The health council, called the Public Health and Health Planning Council, only has an advisory role, but its recommendations are taken seriously by the governor. After the council cautioned in a December meeting that separate legislation regulating staffing in nursing homes was not ready to be implemented by its Jan. 1 deadline, for example, Gov. Kathy Hochul signed an executive order temporarily preventing that law from taking effect at the last minute on New Year’s Eve.

Hochul cited nursing home labor shortages as her rationale delaying the nursing home law, which was passed by the Legislature as a companion to the hospital staffing legislation and will require a fixed number of hours of care per day for nursing home residents.

The Hochul administration’s responsibility to maintain the financial viability of a health care system in crisis could make it more open to these arguments from the industry.

Still, studies show that the number of per capita nurses in New York, 18.7 registered nurses per 1,000 people, is higher on average than in California, the only state in the U.S. that has successfully implemented statewide staffing ratios.

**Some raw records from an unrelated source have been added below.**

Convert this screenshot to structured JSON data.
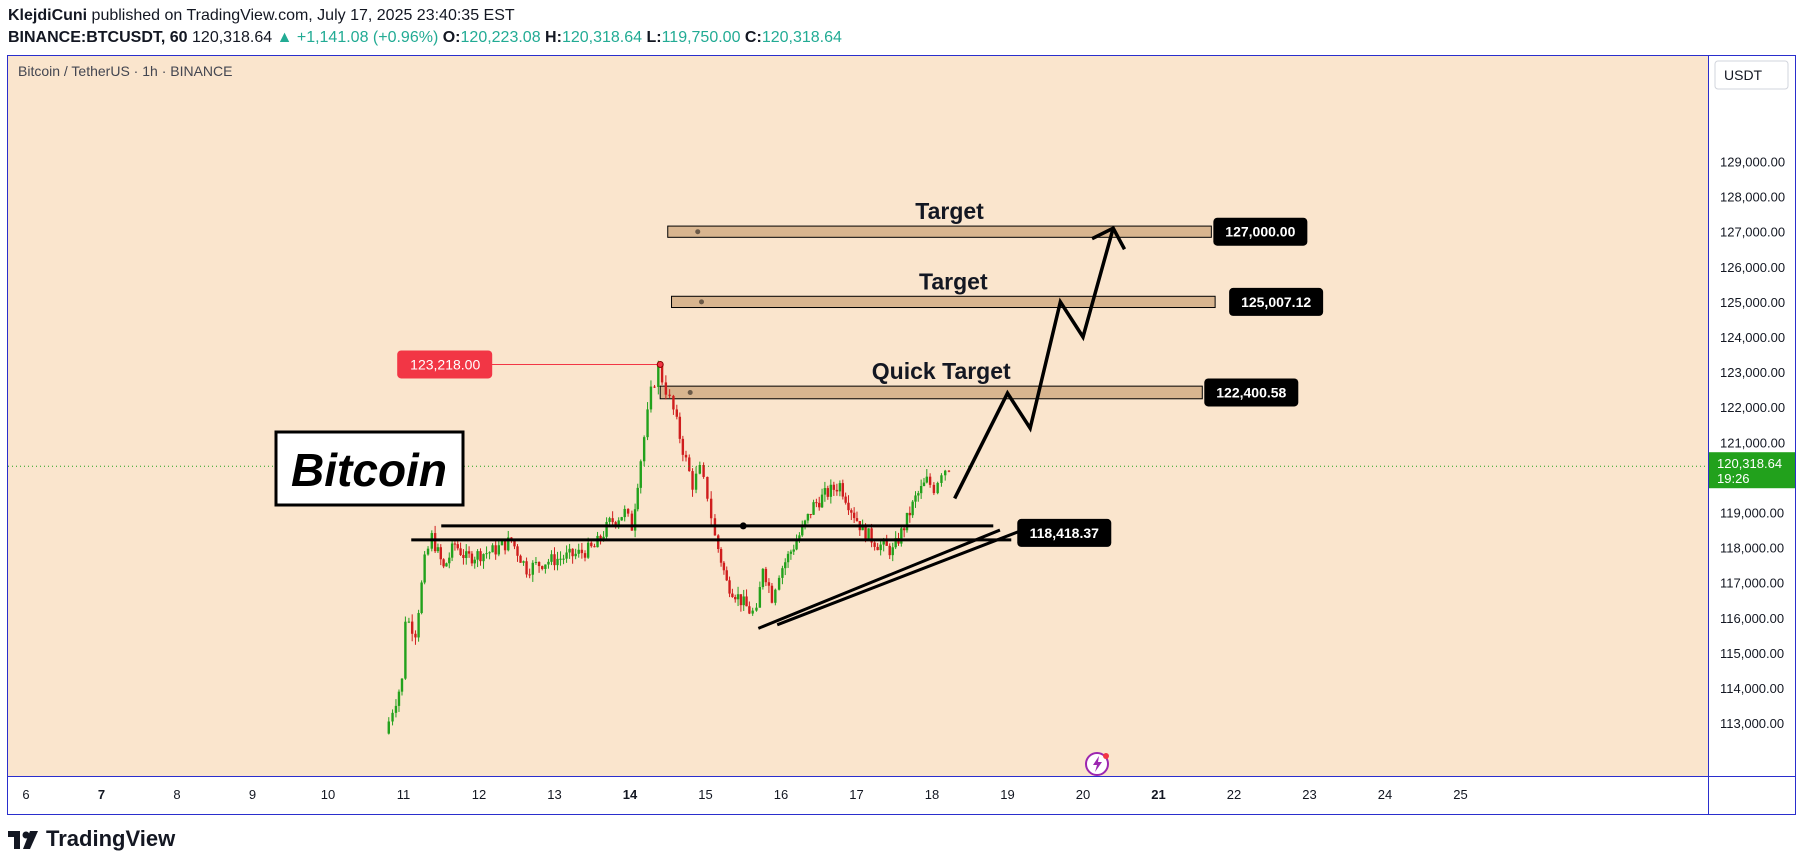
{
  "header": {
    "author": "KlejdiCuni",
    "published_text": " published on TradingView.com, July 17, 2025 23:40:35 EST",
    "symbol": "BINANCE:BTCUSDT, 60",
    "last": "120,318.64",
    "change": "▲ +1,141.08 (+0.96%)",
    "o_label": "O:",
    "o": "120,223.08",
    "h_label": "H:",
    "h": "120,318.64",
    "l_label": "L:",
    "l": "119,750.00",
    "c_label": "C:",
    "c": "120,318.64"
  },
  "chart": {
    "pane_title": "Bitcoin / TetherUS · 1h · BINANCE",
    "currency": "USDT",
    "overlay_text": "Bitcoin",
    "countdown": "19:26",
    "background": "#fae5cd",
    "up_color": "#22a11c",
    "down_color": "#cf1d1d"
  },
  "chart_data": {
    "type": "candlestick",
    "title": "Bitcoin / TetherUS · 1h · BINANCE",
    "x_ticks": [
      "6",
      "7",
      "8",
      "9",
      "10",
      "11",
      "12",
      "13",
      "14",
      "15",
      "16",
      "17",
      "18",
      "19",
      "20",
      "21",
      "22",
      "23",
      "24",
      "25"
    ],
    "bold_x_ticks": [
      "7",
      "14",
      "21"
    ],
    "y_ticks": [
      113000,
      114000,
      115000,
      116000,
      117000,
      118000,
      119000,
      120000,
      121000,
      122000,
      123000,
      124000,
      125000,
      126000,
      127000,
      128000,
      129000
    ],
    "y_tick_labels": [
      "113,000.00",
      "114,000.00",
      "115,000.00",
      "116,000.00",
      "117,000.00",
      "118,000.00",
      "119,000.00",
      "120,000.00",
      "121,000.00",
      "122,000.00",
      "123,000.00",
      "124,000.00",
      "125,000.00",
      "126,000.00",
      "127,000.00",
      "128,000.00",
      "129,000.00"
    ],
    "ylim": [
      112600,
      129800
    ],
    "xlim": [
      5.8,
      25.6
    ],
    "last_price": 120318.64,
    "last_price_label": "120,318.64",
    "price_path": [
      [
        10.78,
        112700
      ],
      [
        10.88,
        113400
      ],
      [
        11.0,
        114200
      ],
      [
        11.05,
        116000
      ],
      [
        11.18,
        115600
      ],
      [
        11.3,
        117600
      ],
      [
        11.4,
        118300
      ],
      [
        11.55,
        117400
      ],
      [
        11.7,
        118100
      ],
      [
        11.85,
        117700
      ],
      [
        12.0,
        117800
      ],
      [
        12.2,
        117900
      ],
      [
        12.45,
        118200
      ],
      [
        12.65,
        117400
      ],
      [
        12.9,
        117600
      ],
      [
        13.1,
        117700
      ],
      [
        13.3,
        117800
      ],
      [
        13.55,
        118000
      ],
      [
        13.75,
        118700
      ],
      [
        13.95,
        119000
      ],
      [
        14.05,
        118600
      ],
      [
        14.12,
        119900
      ],
      [
        14.3,
        122400
      ],
      [
        14.4,
        123100
      ],
      [
        14.5,
        122500
      ],
      [
        14.6,
        121900
      ],
      [
        14.72,
        120800
      ],
      [
        14.85,
        119800
      ],
      [
        14.95,
        120200
      ],
      [
        15.05,
        119500
      ],
      [
        15.15,
        118300
      ],
      [
        15.3,
        117000
      ],
      [
        15.45,
        116600
      ],
      [
        15.6,
        116200
      ],
      [
        15.7,
        116100
      ],
      [
        15.78,
        117500
      ],
      [
        15.9,
        116600
      ],
      [
        16.0,
        117300
      ],
      [
        16.15,
        117900
      ],
      [
        16.3,
        118500
      ],
      [
        16.45,
        119200
      ],
      [
        16.6,
        119500
      ],
      [
        16.8,
        119800
      ],
      [
        16.95,
        119100
      ],
      [
        17.1,
        118500
      ],
      [
        17.3,
        118100
      ],
      [
        17.5,
        117900
      ],
      [
        17.65,
        118600
      ],
      [
        17.8,
        119400
      ],
      [
        17.95,
        119900
      ],
      [
        18.05,
        119700
      ],
      [
        18.15,
        120200
      ],
      [
        18.25,
        120318
      ]
    ],
    "peak": {
      "x": 14.4,
      "y": 123218,
      "label": "123,218.00"
    },
    "target_zones": [
      {
        "label": "Target",
        "price": 127000,
        "price_label": "127,000.00",
        "y_low": 126840,
        "y_high": 127160,
        "x_start": 14.5,
        "x_end": 21.7
      },
      {
        "label": "Target",
        "price": 125007.12,
        "price_label": "125,007.12",
        "y_low": 124840,
        "y_high": 125160,
        "x_start": 14.55,
        "x_end": 21.75
      },
      {
        "label": "Quick Target",
        "price": 122400.58,
        "price_label": "122,400.58",
        "y_low": 122240,
        "y_high": 122600,
        "x_start": 14.4,
        "x_end": 21.58
      }
    ],
    "support": {
      "price": 118418.37,
      "price_label": "118,418.37",
      "x_start": 11.5,
      "x_end": 19.05
    },
    "trendlines": [
      {
        "x1": 15.7,
        "y1": 115700,
        "x2": 18.9,
        "y2": 118500
      },
      {
        "x1": 15.95,
        "y1": 115800,
        "x2": 19.2,
        "y2": 118500
      }
    ],
    "projection_path": [
      [
        18.3,
        119400
      ],
      [
        19.0,
        122400
      ],
      [
        19.3,
        121400
      ],
      [
        19.7,
        125000
      ],
      [
        20.0,
        124000
      ],
      [
        20.4,
        127100
      ]
    ],
    "arrow_head": [
      [
        20.12,
        126800
      ],
      [
        20.4,
        127100
      ],
      [
        20.55,
        126500
      ]
    ]
  }
}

Montanaro, the Mount Sinai ICU nurse, blamed the shortage of nurses at her hospital on burnout caused by understaffing. Many have left the hospital setting to pursue other less stressful forms of nursing, she said.

“We’re kind of standing up as a profession and we’re saying, ‘Look, we’re not okay. We don’t have the support. We’re in these untenable ratios. It’s not safe for our mental or physical health or the patient’s safety,’” Montanaro said.

“And yet it’s not being heeded for whatever reason.”

Update: On Feb. 16, after this article was initially published, the state health department officially proposed a version of the ICU regulation that was incorporated in the staffing committee process, rather than the standalone rule the legislation had provided for. Unions had warned that discrepancy would in effect delay the implementation of the ICU regulation to 2023.

Asked whether the proposed ICU regulation would delay implementation to 2023, DOH spokesperson Jill Montag did not directly respond, but pointed to separate legislation whose implementation had been suspended: “Due to the current workforce shortage in the healthcare industry, New York State has suspended other similar statutes and regulations via Emergency Executive Orders until such time as the workforce crisis subsides.”

The public comment period will last until April 18, at which point the health department will have another chance to alter the language of the law before it becomes final.

Maxwell Parrott is a freelance journalist based in New York City.